Todas as células vivas alimentam-se induzindo elétrons energéticos de um lado de uma membrana para o outro. Mecanismos baseados em membranas para realizar isso são, em certo sentido, uma característica tão universal da vida quanto o código genético. Mas, ao contrário do código genético, esses mecanismos não são os mesmos em todos os lugares: as duas categorias mais simples de células, bactérias e arqueas, têm membranas e complexos de proteínas para produzir energia que são química e estruturalmente diferentes. Essas diferenças tornam difícil adivinhar como as primeiras células atenderam às suas necessidades de energia.

Este mistério levou Nick Lane, professor de bioquímica evolutiva da University College London, a uma hipótese pouco ortodoxa sobre a origem da vida. E se a vida surgisse em um ambiente geológico onde gradientes eletroquímicos através de pequenas barreiras ocorressem naturalmente, apoiando uma forma primitiva de metabolismo enquanto as células como as conhecemos evoluíram? Um lugar onde isso poderia ser possível sugeriu-se: fontes hidrotermais alcalinas no fundo do mar, dentro de formações rochosas altamente porosas que são quase como esponjas mineralizadas.

Lane explorou essa ideia provocativa em uma variedade de diário papéis, e ele tocou nisso em alguns de seus livros, como A questão vital, onde ele escreveu: “O metabolismo do carbono e da energia são impulsionados por gradientes de prótons, exatamente o que as aberturas forneciam gratuitamente”. Ele descreve a ideia com mais detalhes para o público em geral em seu último livro, Transformer: A química profunda da vida e da morte. Em sua opinião, o metabolismo é fundamental para a vida, e a informação genética emerge naturalmente dele, e não o contrário.
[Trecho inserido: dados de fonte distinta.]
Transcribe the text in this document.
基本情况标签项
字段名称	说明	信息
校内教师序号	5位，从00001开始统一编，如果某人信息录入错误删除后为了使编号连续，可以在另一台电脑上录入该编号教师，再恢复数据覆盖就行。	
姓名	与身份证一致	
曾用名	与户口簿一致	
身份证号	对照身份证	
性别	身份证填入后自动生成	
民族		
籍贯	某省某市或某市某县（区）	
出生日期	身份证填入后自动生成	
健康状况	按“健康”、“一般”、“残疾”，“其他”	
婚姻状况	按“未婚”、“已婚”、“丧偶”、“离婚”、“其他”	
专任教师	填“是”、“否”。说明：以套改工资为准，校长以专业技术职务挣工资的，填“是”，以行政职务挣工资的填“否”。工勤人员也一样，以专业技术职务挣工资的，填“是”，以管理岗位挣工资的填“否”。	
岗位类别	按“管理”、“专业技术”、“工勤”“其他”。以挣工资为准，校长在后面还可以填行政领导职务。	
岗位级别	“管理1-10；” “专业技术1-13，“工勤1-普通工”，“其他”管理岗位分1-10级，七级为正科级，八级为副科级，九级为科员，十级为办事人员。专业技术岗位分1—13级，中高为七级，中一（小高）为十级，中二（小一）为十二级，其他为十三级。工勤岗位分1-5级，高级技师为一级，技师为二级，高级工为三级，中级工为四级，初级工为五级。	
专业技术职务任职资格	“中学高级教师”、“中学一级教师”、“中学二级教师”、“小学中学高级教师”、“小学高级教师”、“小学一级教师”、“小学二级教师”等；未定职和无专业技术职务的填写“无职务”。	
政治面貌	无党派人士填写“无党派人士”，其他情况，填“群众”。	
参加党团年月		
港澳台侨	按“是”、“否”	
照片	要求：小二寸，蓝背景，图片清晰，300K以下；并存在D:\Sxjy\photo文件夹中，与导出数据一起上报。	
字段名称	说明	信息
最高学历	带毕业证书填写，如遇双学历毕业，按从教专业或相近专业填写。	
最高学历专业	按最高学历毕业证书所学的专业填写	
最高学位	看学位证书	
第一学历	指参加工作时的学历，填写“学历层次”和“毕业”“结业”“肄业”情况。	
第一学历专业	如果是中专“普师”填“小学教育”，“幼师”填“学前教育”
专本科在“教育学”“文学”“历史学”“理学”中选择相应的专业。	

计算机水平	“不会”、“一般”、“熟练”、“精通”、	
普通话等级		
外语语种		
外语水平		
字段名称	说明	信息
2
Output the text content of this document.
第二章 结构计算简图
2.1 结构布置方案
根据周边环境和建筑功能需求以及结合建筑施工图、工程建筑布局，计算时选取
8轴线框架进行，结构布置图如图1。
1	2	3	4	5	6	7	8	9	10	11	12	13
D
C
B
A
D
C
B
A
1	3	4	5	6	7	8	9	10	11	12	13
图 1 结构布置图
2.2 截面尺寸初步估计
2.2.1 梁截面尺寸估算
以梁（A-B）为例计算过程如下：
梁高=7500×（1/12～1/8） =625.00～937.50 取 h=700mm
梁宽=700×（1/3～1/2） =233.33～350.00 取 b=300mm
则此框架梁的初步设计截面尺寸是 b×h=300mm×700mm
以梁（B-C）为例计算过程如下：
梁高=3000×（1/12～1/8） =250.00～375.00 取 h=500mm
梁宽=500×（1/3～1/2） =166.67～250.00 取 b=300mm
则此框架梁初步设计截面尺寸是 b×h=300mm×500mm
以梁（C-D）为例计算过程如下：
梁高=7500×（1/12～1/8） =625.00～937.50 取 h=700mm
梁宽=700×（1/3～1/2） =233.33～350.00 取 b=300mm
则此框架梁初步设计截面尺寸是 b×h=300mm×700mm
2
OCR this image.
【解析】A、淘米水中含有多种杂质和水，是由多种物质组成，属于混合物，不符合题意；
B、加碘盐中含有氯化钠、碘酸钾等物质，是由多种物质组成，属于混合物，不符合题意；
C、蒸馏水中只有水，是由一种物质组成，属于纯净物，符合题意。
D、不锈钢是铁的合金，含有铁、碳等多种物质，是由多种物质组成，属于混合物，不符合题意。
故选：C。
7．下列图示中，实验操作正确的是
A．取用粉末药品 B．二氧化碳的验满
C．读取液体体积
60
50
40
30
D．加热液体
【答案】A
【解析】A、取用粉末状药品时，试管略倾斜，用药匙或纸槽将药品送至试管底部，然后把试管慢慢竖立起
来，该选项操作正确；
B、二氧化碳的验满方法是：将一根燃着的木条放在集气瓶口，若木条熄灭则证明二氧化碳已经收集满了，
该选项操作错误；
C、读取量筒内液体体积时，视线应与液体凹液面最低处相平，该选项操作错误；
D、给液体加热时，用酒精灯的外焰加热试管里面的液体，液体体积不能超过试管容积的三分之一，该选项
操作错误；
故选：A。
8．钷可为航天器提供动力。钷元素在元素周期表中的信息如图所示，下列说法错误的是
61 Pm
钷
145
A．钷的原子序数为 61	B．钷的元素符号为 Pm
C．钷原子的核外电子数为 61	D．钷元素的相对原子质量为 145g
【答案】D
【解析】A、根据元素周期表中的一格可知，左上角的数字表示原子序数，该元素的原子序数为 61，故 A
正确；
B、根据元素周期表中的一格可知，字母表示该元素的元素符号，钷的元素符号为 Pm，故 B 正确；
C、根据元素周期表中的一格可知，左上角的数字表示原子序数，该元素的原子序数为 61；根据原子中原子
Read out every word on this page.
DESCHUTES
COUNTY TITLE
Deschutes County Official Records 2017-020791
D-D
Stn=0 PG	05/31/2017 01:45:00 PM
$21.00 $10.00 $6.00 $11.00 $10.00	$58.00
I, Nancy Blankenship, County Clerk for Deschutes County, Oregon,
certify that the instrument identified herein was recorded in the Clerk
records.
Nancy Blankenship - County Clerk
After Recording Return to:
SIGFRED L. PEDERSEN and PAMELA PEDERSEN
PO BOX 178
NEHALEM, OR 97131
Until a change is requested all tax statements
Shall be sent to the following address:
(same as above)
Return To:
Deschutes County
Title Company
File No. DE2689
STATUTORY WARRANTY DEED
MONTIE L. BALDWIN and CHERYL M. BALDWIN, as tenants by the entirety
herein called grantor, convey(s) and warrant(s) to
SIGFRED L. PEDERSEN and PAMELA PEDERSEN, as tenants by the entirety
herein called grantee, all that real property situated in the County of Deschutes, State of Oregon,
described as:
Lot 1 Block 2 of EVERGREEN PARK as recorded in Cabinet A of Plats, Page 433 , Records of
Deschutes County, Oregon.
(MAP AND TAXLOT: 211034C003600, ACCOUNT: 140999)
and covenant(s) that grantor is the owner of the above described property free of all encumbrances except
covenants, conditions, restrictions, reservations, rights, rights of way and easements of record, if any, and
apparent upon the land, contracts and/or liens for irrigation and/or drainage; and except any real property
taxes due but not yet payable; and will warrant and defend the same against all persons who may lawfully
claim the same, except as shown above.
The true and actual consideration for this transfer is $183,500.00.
Lane acredita que as implicações dessa reversão atingem quase todos os grandes mistérios da biologia, incluindo a natureza do câncer e do envelhecimento.

A teoria de Lane ainda é apenas uma entre muitas no campo desconexo dos estudos da origem da vida. Muitos, se não a maioria dos cientistas, defendem as teorias de que a vida começou com misturas auto-replicantes of RNA e outras moléculas, e que surgiu na superfície da Terra ou perto dela, nutrida pela luz solar. Estudos de fontes hidrotermais como cadinhos para a vida cresceram nas últimas décadas, mas alguns deles preferem aberturas vulcânicas em água doce, não aberturas profundas no fundo do mar. Ainda assim, embora a explicação de Lane não responda a todas as perguntas sobre como a vida começou, ela aborda questões difíceis sobre como a síntese de proteínas e outras biomoléculas essenciais poderia ter ocorrido.

A pesquisa sobre como a necessidade de energia influenciou e restringiu a evolução da vida sempre foi um tema central da carreira de Lane como cientista – com mais de 100 artigos em periódicos revisados ​​por pares – e escritor de ciência. Lane recebeu o Prêmio da Sociedade Bioquímica de 2015 por suas contribuições para as ciências da vida e, em 2016, a Royal Society de Londres o presenteou com seu Prêmio Michael Faraday pela excelência na comunicação da ciência ao público.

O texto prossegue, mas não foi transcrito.